6) Graduation. Everything's golden.
7) Off to war. OMG - it's horrible. I hate this. Thank Glob for all that training! this is what we trained for people! Our protagonist turns out to be a great leader of men but denies it and says he was just doing what had to be done.
8) Much death but remains of the troop go on to bigger things.

That happens in ALL boot camp stories. It's THE story arc and I felt like this book was doing the same thing. Hitting all the same beats as Ender's Game (Orson Scott Card - read the book, ignore the movie) Starship Troopers (Robert A. Heinlein - read the book, ignore the movie), and countless others that've gone before.

You know why it happens this way? Because it works. The death scene that is always there and that I always see coming even if I don't know who it's going to be... it's there and it is the *click*. It's the moment the hero goes from the person he was when we met him to the person he is going to be in the end. It's a transformative death, the chrysalis moment where he changes and the death is a punctuation mark, an exclamation point when done correctly, and a comma when done incorrectly (I'm looking at you Madonna's baseball movie A League of Their Own... nobody even knew who that character WAS! You knew the beat, but you did it wrong.)

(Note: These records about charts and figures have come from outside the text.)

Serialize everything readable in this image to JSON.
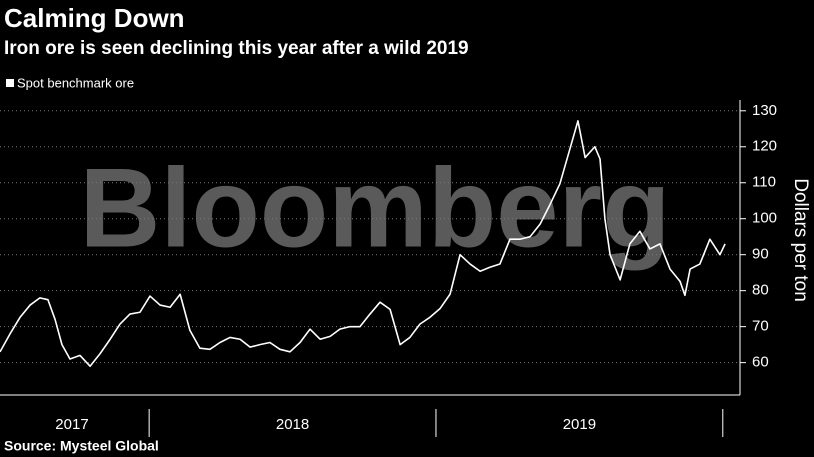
{
  "chart_data": {
    "type": "line",
    "title": "Calming Down",
    "subtitle": "Iron ore is seen declining this year after a wild 2019",
    "watermark": "Bloomberg",
    "ylabel": "Dollars per ton",
    "source": "Source: Mysteel Global",
    "legend_position": "top-left",
    "grid": true,
    "series": [
      {
        "name": "Spot benchmark ore",
        "color": "#ffffff",
        "x": [
          2017.48,
          2017.515,
          2017.55,
          2017.585,
          2017.619,
          2017.647,
          2017.672,
          2017.696,
          2017.724,
          2017.759,
          2017.794,
          2017.829,
          2017.864,
          2017.898,
          2017.933,
          2017.968,
          2018.003,
          2018.038,
          2018.073,
          2018.108,
          2018.142,
          2018.177,
          2018.212,
          2018.247,
          2018.282,
          2018.317,
          2018.352,
          2018.386,
          2018.421,
          2018.456,
          2018.491,
          2018.526,
          2018.561,
          2018.596,
          2018.631,
          2018.665,
          2018.7,
          2018.735,
          2018.77,
          2018.805,
          2018.84,
          2018.875,
          2018.909,
          2018.944,
          2018.979,
          2019.014,
          2019.049,
          2019.084,
          2019.119,
          2019.154,
          2019.188,
          2019.223,
          2019.258,
          2019.293,
          2019.328,
          2019.363,
          2019.398,
          2019.432,
          2019.467,
          2019.495,
          2019.52,
          2019.554,
          2019.572,
          2019.589,
          2019.607,
          2019.642,
          2019.676,
          2019.711,
          2019.746,
          2019.781,
          2019.816,
          2019.851,
          2019.868,
          2019.886,
          2019.92,
          2019.955,
          2019.99,
          2020.008
        ],
        "values": [
          63,
          68,
          72.6,
          76,
          78,
          77.5,
          72,
          65,
          61,
          62,
          59,
          62.5,
          66.5,
          70.7,
          73.5,
          74,
          78.5,
          76,
          75.4,
          79,
          69,
          64,
          63.7,
          65.6,
          67,
          66.5,
          64.3,
          65,
          65.6,
          63.7,
          63,
          65.6,
          69.3,
          66.5,
          67.3,
          69.3,
          70,
          70,
          73.5,
          76.8,
          74.8,
          65,
          67,
          70.7,
          72.6,
          75,
          79,
          90,
          87.4,
          85.4,
          86.5,
          87.4,
          94.3,
          94.3,
          95,
          98.5,
          104,
          109.7,
          119.4,
          127.2,
          117,
          120,
          116.6,
          100,
          90,
          83,
          93,
          96.5,
          91.6,
          93,
          86,
          82.6,
          78.7,
          86,
          87.4,
          94.3,
          90,
          93
        ]
      }
    ],
    "xlim": [
      2017.48,
      2020.06
    ],
    "xticks": [
      {
        "value": 2017.731,
        "label": "2017"
      },
      {
        "value": 2018.5,
        "label": "2018"
      },
      {
        "value": 2019.5,
        "label": "2019"
      }
    ],
    "xseparators": [
      2018,
      2019,
      2020
    ],
    "ylim": [
      51,
      133
    ],
    "yticks": [
      60,
      70,
      80,
      90,
      100,
      110,
      120,
      130
    ]
  }
}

This book hit all those beats, and you know it's going to. It's that kind of book. And it did it exceptionally well. To the point where I finished the last of the book (Beats 6-8 above) in Taco Johns eating their super nachos and drinking a giant tea and crying. Literally wiping my eyes with a napkin and sniffling crying as I read it. I cried from happiness and joy and sadness and pride. It was outstanding. I cried unashamedly and kept reading right there in public with a napkin in one hand as I blotted my eyes with it one at a time so I didn't have to stop reading. At one point I thought I was going to choke on my churro as I tried to swallow it and found that being "choked up with emotion" is more than a figure of speech. My throat rebelled against the idea of swallowing at that moment.

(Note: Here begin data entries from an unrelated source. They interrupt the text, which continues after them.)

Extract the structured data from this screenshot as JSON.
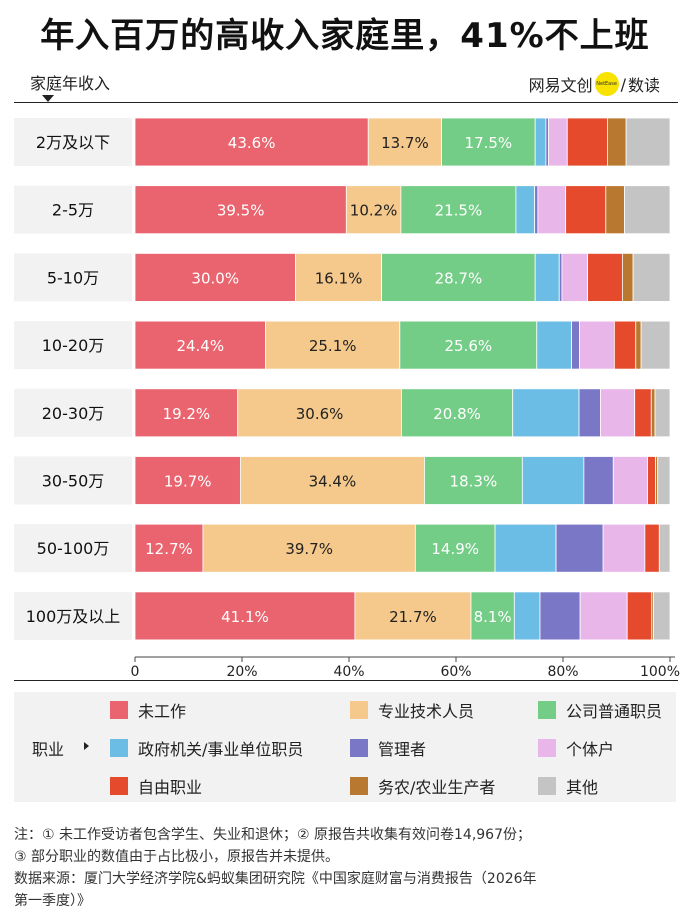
{
  "title": "年入百万的高收入家庭里，41%不上班",
  "axis_caption": "家庭年收入",
  "brand": {
    "name": "网易文创",
    "badge": "NetEase",
    "separator": "/",
    "suffix": "数读"
  },
  "legend_title": "职业",
  "chart_data": {
    "type": "bar",
    "orientation": "horizontal",
    "stacked": true,
    "categories": [
      "2万及以下",
      "2-5万",
      "5-10万",
      "10-20万",
      "20-30万",
      "30-50万",
      "50-100万",
      "100万及以上"
    ],
    "series": [
      {
        "name": "未工作",
        "color": "#e9646e",
        "values": [
          43.6,
          39.5,
          30.0,
          24.4,
          19.2,
          19.7,
          12.7,
          41.1
        ],
        "labels": [
          "43.6%",
          "39.5%",
          "30.0%",
          "24.4%",
          "19.2%",
          "19.7%",
          "12.7%",
          "41.1%"
        ]
      },
      {
        "name": "专业技术人员",
        "color": "#f5c98b",
        "values": [
          13.7,
          10.2,
          16.1,
          25.1,
          30.6,
          34.4,
          39.7,
          21.7
        ],
        "labels": [
          "13.7%",
          "10.2%",
          "16.1%",
          "25.1%",
          "30.6%",
          "34.4%",
          "39.7%",
          "21.7%"
        ]
      },
      {
        "name": "公司普通职员",
        "color": "#74cd87",
        "values": [
          17.5,
          21.5,
          28.7,
          25.6,
          20.8,
          18.3,
          14.9,
          8.1
        ],
        "labels": [
          "17.5%",
          "21.5%",
          "28.7%",
          "25.6%",
          "20.8%",
          "18.3%",
          "14.9%",
          "8.1%"
        ]
      },
      {
        "name": "政府机关/事业单位职员",
        "color": "#6bbde6",
        "values": [
          2.0,
          3.5,
          4.5,
          6.5,
          12.4,
          11.5,
          11.4,
          4.8
        ]
      },
      {
        "name": "管理者",
        "color": "#7b77c7",
        "values": [
          0.5,
          0.6,
          0.5,
          1.5,
          4.0,
          5.5,
          8.8,
          7.5
        ]
      },
      {
        "name": "个体户",
        "color": "#e9b6e9",
        "values": [
          3.5,
          5.2,
          4.8,
          6.5,
          6.4,
          6.4,
          7.8,
          8.8
        ]
      },
      {
        "name": "自由职业",
        "color": "#e44a2b",
        "values": [
          7.5,
          7.5,
          6.5,
          4.0,
          3.1,
          1.5,
          2.7,
          4.6
        ]
      },
      {
        "name": "务农/农业生产者",
        "color": "#b8782f",
        "values": [
          3.5,
          3.5,
          2.0,
          1.0,
          0.7,
          0.4,
          0.0,
          0.3
        ]
      },
      {
        "name": "其他",
        "color": "#c4c4c4",
        "values": [
          8.2,
          8.5,
          6.9,
          5.4,
          2.8,
          2.3,
          2.0,
          3.1
        ]
      }
    ],
    "xlim": [
      0,
      100
    ],
    "xticks": [
      "0",
      "20%",
      "40%",
      "60%",
      "80%",
      "100%"
    ],
    "grid": false
  },
  "notes": {
    "line1": "注：① 未工作受访者包含学生、失业和退休；② 原报告共收集有效问卷14,967份；",
    "line2": "③ 部分职业的数值由于占比极小，原报告并未提供。",
    "line3": "数据来源：厦门大学经济学院&蚂蚁集团研究院《中国家庭财富与消费报告（2026年",
    "line4": "第一季度）》"
  }
}
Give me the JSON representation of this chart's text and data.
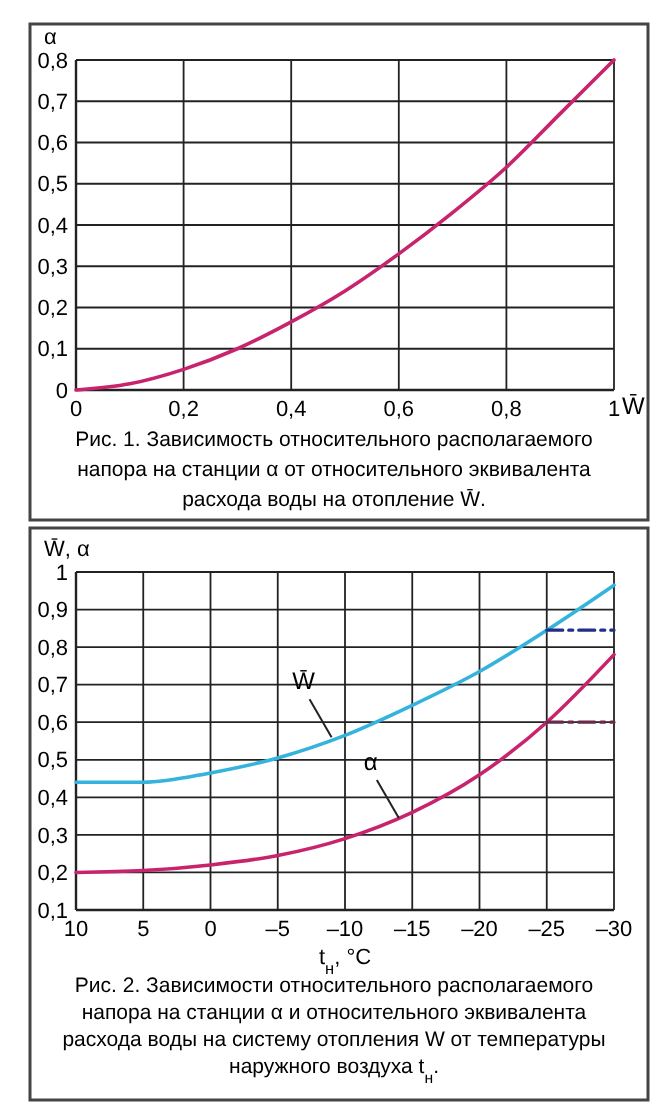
{
  "chart_data": [
    {
      "type": "line",
      "ylabel": "α",
      "xlabel": "W̄",
      "xlim": [
        0,
        1
      ],
      "xticks": [
        0,
        {
          "value": 0.2,
          "label": "0,2"
        },
        {
          "value": 0.4,
          "label": "0,4"
        },
        {
          "value": 0.6,
          "label": "0,6"
        },
        {
          "value": 0.8,
          "label": "0,8"
        },
        1
      ],
      "ylim": [
        0,
        0.8
      ],
      "yticks": [
        0,
        {
          "value": 0.1,
          "label": "0,1"
        },
        {
          "value": 0.2,
          "label": "0,2"
        },
        {
          "value": 0.3,
          "label": "0,3"
        },
        {
          "value": 0.4,
          "label": "0,4"
        },
        {
          "value": 0.5,
          "label": "0,5"
        },
        {
          "value": 0.6,
          "label": "0,6"
        },
        {
          "value": 0.7,
          "label": "0,7"
        },
        {
          "value": 0.8,
          "label": "0,8"
        }
      ],
      "grid": true,
      "marker": "none",
      "series": [
        {
          "color": "#c8246e",
          "x": [
            0,
            0.1,
            0.2,
            0.3,
            0.4,
            0.5,
            0.6,
            0.7,
            0.8,
            0.9,
            1
          ],
          "values": [
            0,
            0.015,
            0.05,
            0.1,
            0.165,
            0.24,
            0.33,
            0.43,
            0.54,
            0.67,
            0.8
          ]
        }
      ],
      "annotations": [
        "Рис. 1. Зависимость относительного располагаемого напора на станции α от относительного эквивалента расхода воды на отопление W̄."
      ]
    },
    {
      "type": "line",
      "ylabel": "W̄, α",
      "xlabel": "t$_{н}$, °C",
      "xlim": [
        10,
        -30
      ],
      "xticks": [
        10,
        5,
        0,
        {
          "value": -5,
          "label": "–5"
        },
        {
          "value": -10,
          "label": "–10"
        },
        {
          "value": -15,
          "label": "–15"
        },
        {
          "value": -20,
          "label": "–20"
        },
        {
          "value": -25,
          "label": "–25"
        },
        {
          "value": -30,
          "label": "–30"
        }
      ],
      "ylim": [
        0.1,
        1
      ],
      "yticks": [
        {
          "value": 0.1,
          "label": "0,1"
        },
        {
          "value": 0.2,
          "label": "0,2"
        },
        {
          "value": 0.3,
          "label": "0,3"
        },
        {
          "value": 0.4,
          "label": "0,4"
        },
        {
          "value": 0.5,
          "label": "0,5"
        },
        {
          "value": 0.6,
          "label": "0,6"
        },
        {
          "value": 0.7,
          "label": "0,7"
        },
        {
          "value": 0.8,
          "label": "0,8"
        },
        {
          "value": 0.9,
          "label": "0,9"
        },
        1
      ],
      "grid": true,
      "marker": "none",
      "series": [
        {
          "color": "#35b3dc",
          "x": [
            10,
            5,
            0,
            -5,
            -10,
            -15,
            -20,
            -25,
            -30
          ],
          "values": [
            0.44,
            0.44,
            0.465,
            0.505,
            0.565,
            0.645,
            0.735,
            0.845,
            0.965
          ]
        },
        {
          "color": "#c8246e",
          "x": [
            10,
            5,
            0,
            -5,
            -10,
            -15,
            -20,
            -25,
            -30
          ],
          "values": [
            0.2,
            0.205,
            0.22,
            0.245,
            0.29,
            0.36,
            0.46,
            0.6,
            0.78
          ]
        },
        {
          "color": "#1f2f8a",
          "line_style": "dashed",
          "x": [
            -25,
            -30
          ],
          "values": [
            0.845,
            0.845
          ]
        },
        {
          "color": "#6a2a4a",
          "line_style": "dashed",
          "x": [
            -25,
            -30
          ],
          "values": [
            0.6,
            0.6
          ]
        }
      ],
      "annotations": [
        {
          "text": "W̄",
          "x": -9,
          "y": 0.56
        },
        {
          "text": "α",
          "x": -14,
          "y": 0.345
        },
        "Рис. 2. Зависимости относительного располагаемого напора на станции α и относительного эквивалента расхода воды на систему отопления W от температуры наружного воздуха t$_{н}$."
      ]
    }
  ]
}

The characters are good. I liked them. There's one, a tiny girl, who has a story she tells about two times too often but, it's there to make a point so Arenson beats us over the head with it, the characters too. I get it. I went to boot camp and the mouthiness these characters had... and the punishments they were given... that part was unrealistic to me. They had quite a few more smart-assed remarks than I thought they should have. That bugged me some. But it didn't take away from how much I liked the characters, the story, or the book itself.

Listen, it's not A Tale of Two Cities, or The Stand (seriously, one of the best books ever written) but it's really really good. I read it on my kindle and on the last page when it offered to sell me the next in the series I clicked BUY NOW without a moment's hesitation. I won't read it next though. I'm wrung out. I need something lighter.